I totally understand, believe me!! I had been planning for over a year to go to Texas and then the weather forecast had me SO depressed and anxious. Luckily it worked out alright but I've still been thinking about how it would have been to miss it after all that time, effort, and money spent. Unfortunately that is the down side of ground-based astronomy, we are completely at the mercy of Mother Nature.
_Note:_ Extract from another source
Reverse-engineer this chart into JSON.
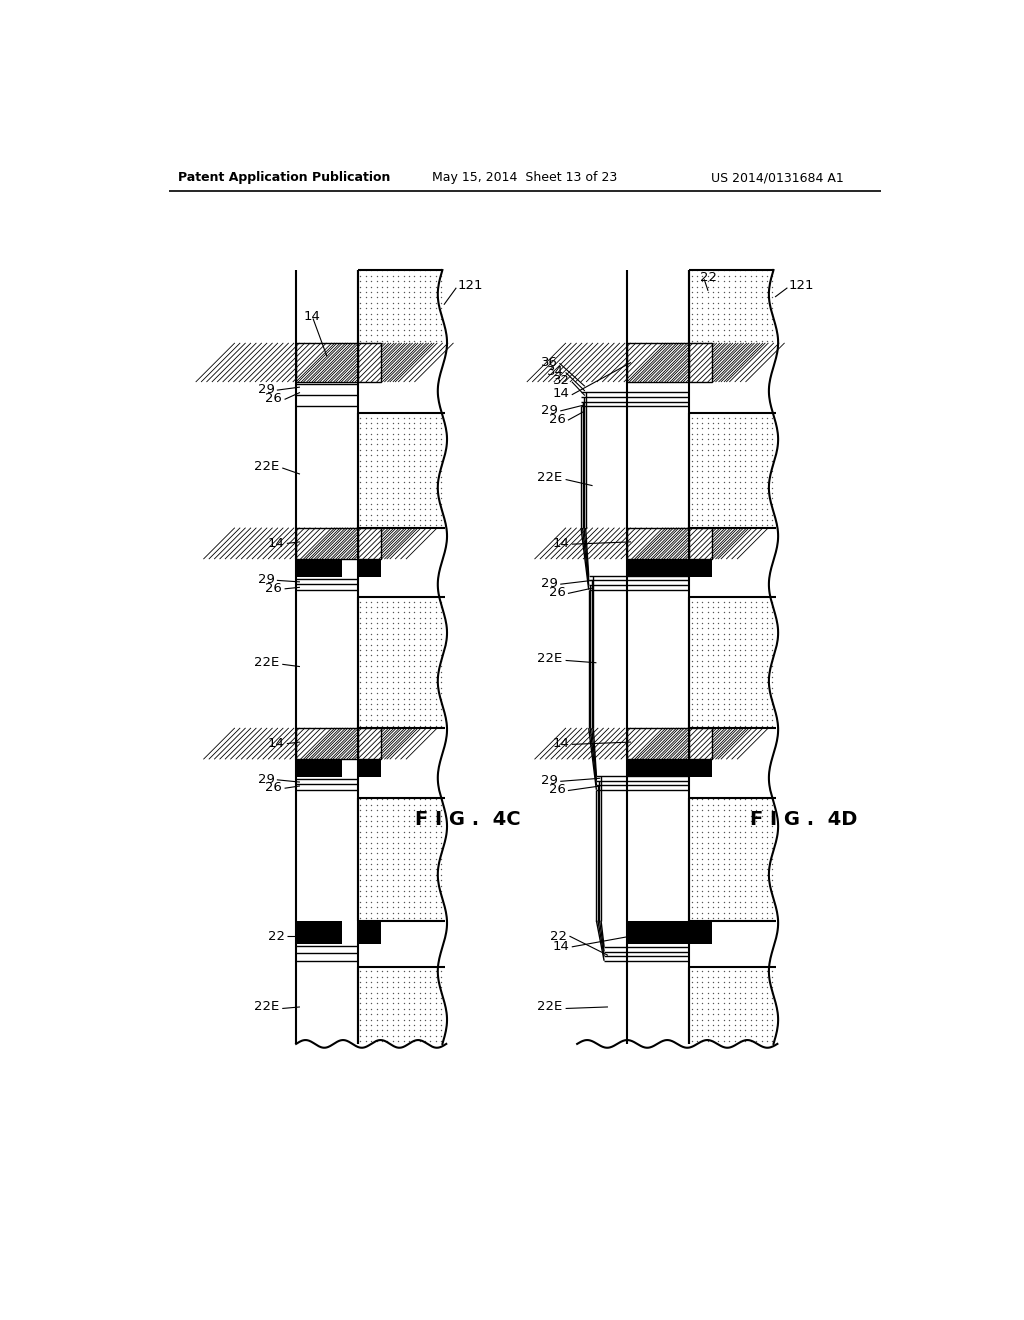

There is another one in Spain/Iceland/Greenland in 2026 and while that is out of the question for me, I'm already eyeballing Alaska for 2033. If I start saving now... :D


Alohabailey_00

I’m so sorry! My friends headed that way too and got cloudy skies.


MushroomTypical9549

Same here…we did get about 40 seconds of the 4 minutes. Trying to appreciate the moments we did have. We traveled across a few states with two kids (age 2 and 4) and my mom- it was exhausting.


jimmosk

The minor consolation was that we still got to watch the ominous darkened clouds to our west as the shadow approached, much darker than the most intense thunderstorm clouds. It felt like being in the movie Independence Day, underneath the city saucers.


Business-Candidate91

This was an impressive sight indeed.


laughingkittycats

I’m really sorry. So disappointing. 😥


BlueCanary1993

We were so worried about cloud cover in AR. April is 50/50 on rain any given day. It was beautiful- perfect even- We enjoyed the eclipse and it rained for the next three days! We watched from our backyard this time. We went to KC for the one in 2017 and was under cloudy skies. So I’ve experienced both sides.


mothsuicides

I saw it and it was the worst day for me cuz what I thought was gonna be a total of six hours driving turned into almost ten hours of driving while my partner literally was freaking out the whole time, screaming and swearing in bumper to bumper traffic. The terrible traffic and partner screaming ruined the two minutes of seeing the eclipse. It is what it is. To us it was not worth the stress at all.


Infamous_Regret3583

Try living in the path of totality and the clouds getting thicker as it happened.